However, I did well at Buda-Pesth, and from there I went on to Prague, where I opened on a Sunday. I gave my first performance in the afternoon, everything went with a bang and a flourish from start to finish, and I came off feeling very pleased with myself. A few minutes afterwards a messenger came up to me as I was standing in the wings, and said that the manager wanted to see me in his private office.
Naturally I thought that he wanted to congratulate me. Nothing of the sort. When I arrived there I found all the directors sitting in solemn conclave round a big table, and before I could utter a word a choleric-looking individual, whom I took to be the chairman, burst forth as follows: “Mr. Carlton, your show is rotten. In fact it is not at all the show we bargained for. Where is your other giant?”
“He’s dead,” I explained. “He died in Berlin, as you very well know, for full accounts of the affair have been published in the papers. But the giant I have now is an even greater draw here than was the original one, for he speaks German, and can therefore make himself easily understood by your audiences, which the other, being an American, could not do.”
There was a lot more talk, the upshot of the business being that they wanted to insist on my accepting half the salary I had contracted for. I, however, was in no mood to repeat my Berlin experiences, nor did I intend to. I pointed out to them that my contract said nothing about giants, or, for the matter of that, about dwarfs either. These adjuncts to my show were introduced by myself for my own purposes, and I had a perfect right to dispense with them altogether, if I saw fit to do so.
BOBBY DUNLOP, CARLTON’S AMERICAN “FAT MAN,” WHO DROPPED DEAD IN BERLIN
I therefore declined to go on again unless they paid me my money as agreed, and as they refused to do this I packed up my traps, and returned to London. On my arrival I reported the matter to the Variety Artistes’ Federation. This is, in effect, our trade union, and amongst other benefits we derive, in return for our subscriptions, is that of free legal advice.
Well, the V.A.F. decided to fight the Prague case through the International Artistes’ Lodge, an association which before the war used to protect and look after the interests of our artistes in Germany and Austria, we, in our turn, doing the same by theirs over here. The legal battle was waged long and fiercely in the Austrian courts, but after nine months of litigation their judges decided against us, the result being that I was done out of the sum that I ought by right to have received for my Prague engagement, and the V.A.F. was called upon to pay several hundred pounds in costs. Following these experiences I decided to accept no more engagements in Germany or Austria, nor have I.
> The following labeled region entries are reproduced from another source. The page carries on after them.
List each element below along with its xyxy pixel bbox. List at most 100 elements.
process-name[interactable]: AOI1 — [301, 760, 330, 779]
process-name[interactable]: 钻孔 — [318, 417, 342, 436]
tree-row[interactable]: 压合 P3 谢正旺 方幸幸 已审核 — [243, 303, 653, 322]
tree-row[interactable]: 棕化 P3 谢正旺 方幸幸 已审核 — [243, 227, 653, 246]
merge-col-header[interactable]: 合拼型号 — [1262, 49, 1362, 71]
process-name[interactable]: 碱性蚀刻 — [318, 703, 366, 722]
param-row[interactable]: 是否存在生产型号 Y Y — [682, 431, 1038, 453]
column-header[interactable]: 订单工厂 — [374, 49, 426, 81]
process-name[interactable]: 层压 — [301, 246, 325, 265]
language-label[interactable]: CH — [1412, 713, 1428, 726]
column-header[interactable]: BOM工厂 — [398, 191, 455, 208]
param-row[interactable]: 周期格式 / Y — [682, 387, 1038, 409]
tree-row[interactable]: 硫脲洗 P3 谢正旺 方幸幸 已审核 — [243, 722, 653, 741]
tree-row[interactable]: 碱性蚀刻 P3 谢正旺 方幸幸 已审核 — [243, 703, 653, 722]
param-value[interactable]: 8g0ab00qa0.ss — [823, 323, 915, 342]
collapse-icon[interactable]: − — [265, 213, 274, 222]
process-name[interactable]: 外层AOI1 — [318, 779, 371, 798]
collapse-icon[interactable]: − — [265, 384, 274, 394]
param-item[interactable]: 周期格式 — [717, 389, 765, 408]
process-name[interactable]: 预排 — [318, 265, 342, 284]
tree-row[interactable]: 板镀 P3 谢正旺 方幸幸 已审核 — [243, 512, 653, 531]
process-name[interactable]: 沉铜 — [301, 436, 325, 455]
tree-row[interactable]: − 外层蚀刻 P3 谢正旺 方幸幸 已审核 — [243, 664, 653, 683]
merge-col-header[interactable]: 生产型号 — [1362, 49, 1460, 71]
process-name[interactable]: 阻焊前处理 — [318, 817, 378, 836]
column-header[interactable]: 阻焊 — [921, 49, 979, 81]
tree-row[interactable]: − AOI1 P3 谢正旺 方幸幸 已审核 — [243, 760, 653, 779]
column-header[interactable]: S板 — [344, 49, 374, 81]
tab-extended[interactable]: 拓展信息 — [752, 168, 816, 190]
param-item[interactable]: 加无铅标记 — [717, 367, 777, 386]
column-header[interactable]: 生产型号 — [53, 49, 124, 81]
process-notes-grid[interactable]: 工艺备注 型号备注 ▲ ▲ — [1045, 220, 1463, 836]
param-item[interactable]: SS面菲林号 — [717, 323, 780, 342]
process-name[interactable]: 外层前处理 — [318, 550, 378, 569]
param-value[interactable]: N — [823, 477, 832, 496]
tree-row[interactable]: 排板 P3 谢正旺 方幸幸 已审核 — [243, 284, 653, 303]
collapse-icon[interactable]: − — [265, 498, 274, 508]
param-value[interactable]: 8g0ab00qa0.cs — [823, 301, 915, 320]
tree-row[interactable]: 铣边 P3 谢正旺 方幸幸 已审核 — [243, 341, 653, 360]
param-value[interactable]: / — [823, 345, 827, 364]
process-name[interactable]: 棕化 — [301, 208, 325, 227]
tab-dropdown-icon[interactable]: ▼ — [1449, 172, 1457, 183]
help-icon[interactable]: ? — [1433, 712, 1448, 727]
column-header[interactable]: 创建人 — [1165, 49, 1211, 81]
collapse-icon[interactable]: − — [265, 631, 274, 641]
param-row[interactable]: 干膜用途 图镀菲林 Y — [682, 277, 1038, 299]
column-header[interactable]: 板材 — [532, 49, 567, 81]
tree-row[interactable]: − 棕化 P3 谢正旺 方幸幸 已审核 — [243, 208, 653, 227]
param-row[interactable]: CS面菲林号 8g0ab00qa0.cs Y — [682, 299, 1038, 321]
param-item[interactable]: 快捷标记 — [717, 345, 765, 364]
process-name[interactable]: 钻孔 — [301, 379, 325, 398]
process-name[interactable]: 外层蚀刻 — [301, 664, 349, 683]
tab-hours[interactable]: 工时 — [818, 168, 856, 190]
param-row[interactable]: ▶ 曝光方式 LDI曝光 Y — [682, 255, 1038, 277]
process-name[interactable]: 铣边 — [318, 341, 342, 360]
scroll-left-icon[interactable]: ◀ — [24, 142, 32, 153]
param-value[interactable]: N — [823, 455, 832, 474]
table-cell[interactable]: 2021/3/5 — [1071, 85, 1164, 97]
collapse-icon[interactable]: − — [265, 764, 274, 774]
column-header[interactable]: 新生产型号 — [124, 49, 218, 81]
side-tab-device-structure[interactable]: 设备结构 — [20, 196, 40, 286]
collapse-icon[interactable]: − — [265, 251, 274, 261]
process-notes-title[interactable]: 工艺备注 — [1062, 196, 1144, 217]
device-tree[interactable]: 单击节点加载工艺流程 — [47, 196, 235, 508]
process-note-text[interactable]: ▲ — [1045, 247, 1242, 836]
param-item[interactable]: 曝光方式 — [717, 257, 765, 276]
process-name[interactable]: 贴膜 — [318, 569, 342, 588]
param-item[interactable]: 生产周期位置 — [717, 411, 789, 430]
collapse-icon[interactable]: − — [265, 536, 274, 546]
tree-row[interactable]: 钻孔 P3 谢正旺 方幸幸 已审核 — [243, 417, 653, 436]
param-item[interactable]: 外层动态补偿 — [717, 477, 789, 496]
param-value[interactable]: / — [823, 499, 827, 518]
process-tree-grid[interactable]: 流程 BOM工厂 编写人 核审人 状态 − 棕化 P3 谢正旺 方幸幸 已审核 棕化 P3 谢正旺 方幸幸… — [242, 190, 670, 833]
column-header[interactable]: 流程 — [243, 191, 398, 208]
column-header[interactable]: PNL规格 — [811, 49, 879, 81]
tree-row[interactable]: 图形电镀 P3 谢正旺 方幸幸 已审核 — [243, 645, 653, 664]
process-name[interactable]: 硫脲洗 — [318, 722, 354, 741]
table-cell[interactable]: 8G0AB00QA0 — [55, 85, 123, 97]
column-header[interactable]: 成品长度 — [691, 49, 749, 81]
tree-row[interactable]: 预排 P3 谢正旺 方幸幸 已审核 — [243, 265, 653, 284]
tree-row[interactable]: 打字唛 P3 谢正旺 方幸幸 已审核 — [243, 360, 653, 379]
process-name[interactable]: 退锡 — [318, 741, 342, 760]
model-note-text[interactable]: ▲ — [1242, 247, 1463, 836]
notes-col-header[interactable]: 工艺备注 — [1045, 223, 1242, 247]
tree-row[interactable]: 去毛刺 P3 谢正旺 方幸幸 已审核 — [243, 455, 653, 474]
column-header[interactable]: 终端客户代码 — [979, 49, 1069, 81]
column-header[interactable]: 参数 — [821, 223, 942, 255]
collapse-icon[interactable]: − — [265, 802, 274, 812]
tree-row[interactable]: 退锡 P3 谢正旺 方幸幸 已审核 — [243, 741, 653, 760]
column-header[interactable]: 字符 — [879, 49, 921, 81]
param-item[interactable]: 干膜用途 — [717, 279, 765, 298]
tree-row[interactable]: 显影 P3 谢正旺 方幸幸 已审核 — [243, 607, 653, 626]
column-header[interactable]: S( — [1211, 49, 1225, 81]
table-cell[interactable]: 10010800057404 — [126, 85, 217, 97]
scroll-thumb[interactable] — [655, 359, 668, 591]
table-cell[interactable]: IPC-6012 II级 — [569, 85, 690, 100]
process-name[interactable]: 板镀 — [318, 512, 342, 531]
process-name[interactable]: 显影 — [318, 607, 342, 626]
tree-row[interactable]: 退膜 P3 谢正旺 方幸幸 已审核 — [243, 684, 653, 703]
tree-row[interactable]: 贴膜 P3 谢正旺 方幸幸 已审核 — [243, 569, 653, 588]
I should have mentioned that when I first went to Vienna my wife did not accompany me, but followed me later on; she wiring me the date and hour of her arrival, and asking me to be sure and meet her at the station, which of course I did. Much to my dismay and perplexity, however, when the train drew up at the platform she was nowhere to be seen.
I looked everywhere for her, in the refreshment buffet, in the ladies’ waiting-rooms, etc., thinking she might have slipped past me in the crowd. But all in vain. At length, and at the very last moment, it occurred to me to search the train itself; and there sure enough I found her, contentedly playing with our eldest child, then quite a baby.